Liszt's transcription of Beethoven's Fifth is uncommonly sensitive and literate, if occasionally bombastic. From the thunderous opening and closing octaves, through the semifugal passages of the slow movement, to the jarring tempo shifts of the third, Liszt's transcription demonstrates that he really understood what Beethoven was about. The transcription is realized orchestrally — at times you can hear the instruments beneath the pianist's fingers. The work is a tour de force.

It also is supremely difficult, but Mr. Chiu gave it a valiant try. Was he perfect? No. Did he drop a bucket of notes in the outer movements? Yes. Did some of the transcription's rapid passage-work morph, under Mr. Chiu's hands, into inadvertent tone-clusters? Yes.

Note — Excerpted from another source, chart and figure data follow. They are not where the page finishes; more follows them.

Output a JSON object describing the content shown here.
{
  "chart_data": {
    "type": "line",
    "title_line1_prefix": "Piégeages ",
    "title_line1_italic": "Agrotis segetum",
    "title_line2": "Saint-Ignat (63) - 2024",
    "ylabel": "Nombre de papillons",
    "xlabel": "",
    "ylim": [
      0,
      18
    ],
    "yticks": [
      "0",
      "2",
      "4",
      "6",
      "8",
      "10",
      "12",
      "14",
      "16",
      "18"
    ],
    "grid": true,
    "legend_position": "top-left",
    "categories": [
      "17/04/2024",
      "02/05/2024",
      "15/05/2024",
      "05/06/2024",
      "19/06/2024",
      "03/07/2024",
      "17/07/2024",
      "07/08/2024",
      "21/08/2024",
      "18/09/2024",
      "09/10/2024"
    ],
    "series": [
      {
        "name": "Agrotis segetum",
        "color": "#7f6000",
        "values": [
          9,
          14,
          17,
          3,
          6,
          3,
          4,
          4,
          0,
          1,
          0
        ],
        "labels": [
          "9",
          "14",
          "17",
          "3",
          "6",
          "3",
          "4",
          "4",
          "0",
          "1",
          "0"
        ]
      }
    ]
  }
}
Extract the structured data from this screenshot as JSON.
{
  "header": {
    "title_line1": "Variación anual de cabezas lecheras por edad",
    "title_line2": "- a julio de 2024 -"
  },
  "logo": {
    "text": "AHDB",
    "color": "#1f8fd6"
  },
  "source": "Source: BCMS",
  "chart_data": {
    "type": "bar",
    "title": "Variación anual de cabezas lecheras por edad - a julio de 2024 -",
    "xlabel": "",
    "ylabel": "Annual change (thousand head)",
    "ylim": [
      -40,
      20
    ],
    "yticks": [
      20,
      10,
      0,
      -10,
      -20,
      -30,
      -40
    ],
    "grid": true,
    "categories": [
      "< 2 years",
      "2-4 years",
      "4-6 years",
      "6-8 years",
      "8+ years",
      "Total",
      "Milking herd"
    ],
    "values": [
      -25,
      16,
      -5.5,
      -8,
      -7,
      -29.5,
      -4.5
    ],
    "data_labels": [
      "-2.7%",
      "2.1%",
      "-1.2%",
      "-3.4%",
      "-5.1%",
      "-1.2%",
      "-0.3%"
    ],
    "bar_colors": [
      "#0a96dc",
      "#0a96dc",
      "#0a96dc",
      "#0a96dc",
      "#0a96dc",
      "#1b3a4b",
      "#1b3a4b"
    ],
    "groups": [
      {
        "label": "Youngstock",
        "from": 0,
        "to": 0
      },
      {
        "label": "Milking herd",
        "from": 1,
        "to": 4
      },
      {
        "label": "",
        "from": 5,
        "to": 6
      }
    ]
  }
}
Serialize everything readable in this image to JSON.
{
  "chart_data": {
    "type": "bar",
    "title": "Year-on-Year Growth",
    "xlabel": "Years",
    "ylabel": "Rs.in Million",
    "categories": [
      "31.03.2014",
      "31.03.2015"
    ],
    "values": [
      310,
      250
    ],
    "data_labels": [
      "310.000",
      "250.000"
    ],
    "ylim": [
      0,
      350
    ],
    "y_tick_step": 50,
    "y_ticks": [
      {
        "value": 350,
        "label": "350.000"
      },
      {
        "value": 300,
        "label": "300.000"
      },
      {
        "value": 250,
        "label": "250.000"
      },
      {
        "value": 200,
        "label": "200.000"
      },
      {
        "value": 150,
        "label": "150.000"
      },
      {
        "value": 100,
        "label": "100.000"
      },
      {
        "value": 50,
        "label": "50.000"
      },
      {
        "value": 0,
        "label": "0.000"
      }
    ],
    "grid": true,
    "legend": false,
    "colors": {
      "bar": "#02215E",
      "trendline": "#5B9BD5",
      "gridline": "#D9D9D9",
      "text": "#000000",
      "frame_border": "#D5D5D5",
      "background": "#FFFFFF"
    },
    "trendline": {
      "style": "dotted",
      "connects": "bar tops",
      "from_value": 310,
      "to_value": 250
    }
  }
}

But Mr. Chiu gave an exciting and inspired reading of the piece. The imperfections of the difficult outer movements were redeemed by the beauty of the bel-canto sonorities created by Mr. Chiu in the inner movements, where the tenor parts, in particular, sang with a clarity and sensitivity that would have impressed the always-picky Frederic Chopin.

Even attempting this transcription took a lot of courage. Mr. Chiu acquitted himself admirably, tone clusters and all.

The NSO's Beethoven Festival continues with a varied program through Sept. 16 in various venues at the Kennedy Center. There were a surprising number of empty seats at Thursday's season opener. If you're interested in seeing and hearing old Beethoven in some new musical clothing, give the box office a call. You might be able to score some really good seats.


WHAT: The National Symphony Orchestra's Beethoven Festival

WHERE: The Kennedy Center's Concert Hall, Millennium Stage and Terrace Theater

WHEN: 6 p.m. today, chamber music of Schubert, Haydn and Beethoven (Millennium Stage); 8:30 p.m. today, Beethoven-Mahler String Quartet in F minor and Symphony No. 3 (Concert Hall); 7:30 p.m. Wednesday, pianist Claude Frank and violinist Pamela Frank perform Beethoven chamber music (Terrace); 6 p.m. Thursday, chamber music of Schubert and Beethoven (Millennium Stage); 7 p.m. Thursday, Beethoven-Mahler Overture to "Coriolan" and Symphony No. 7, Bach-Mahler suite (Concert Hall); 8:30 p.m. Friday and Sept. 16, Beethoven-Mahler Symphony No. 9 (Concert Hall).

TICKETS: $21 to $72. Millennium Stage performances are free.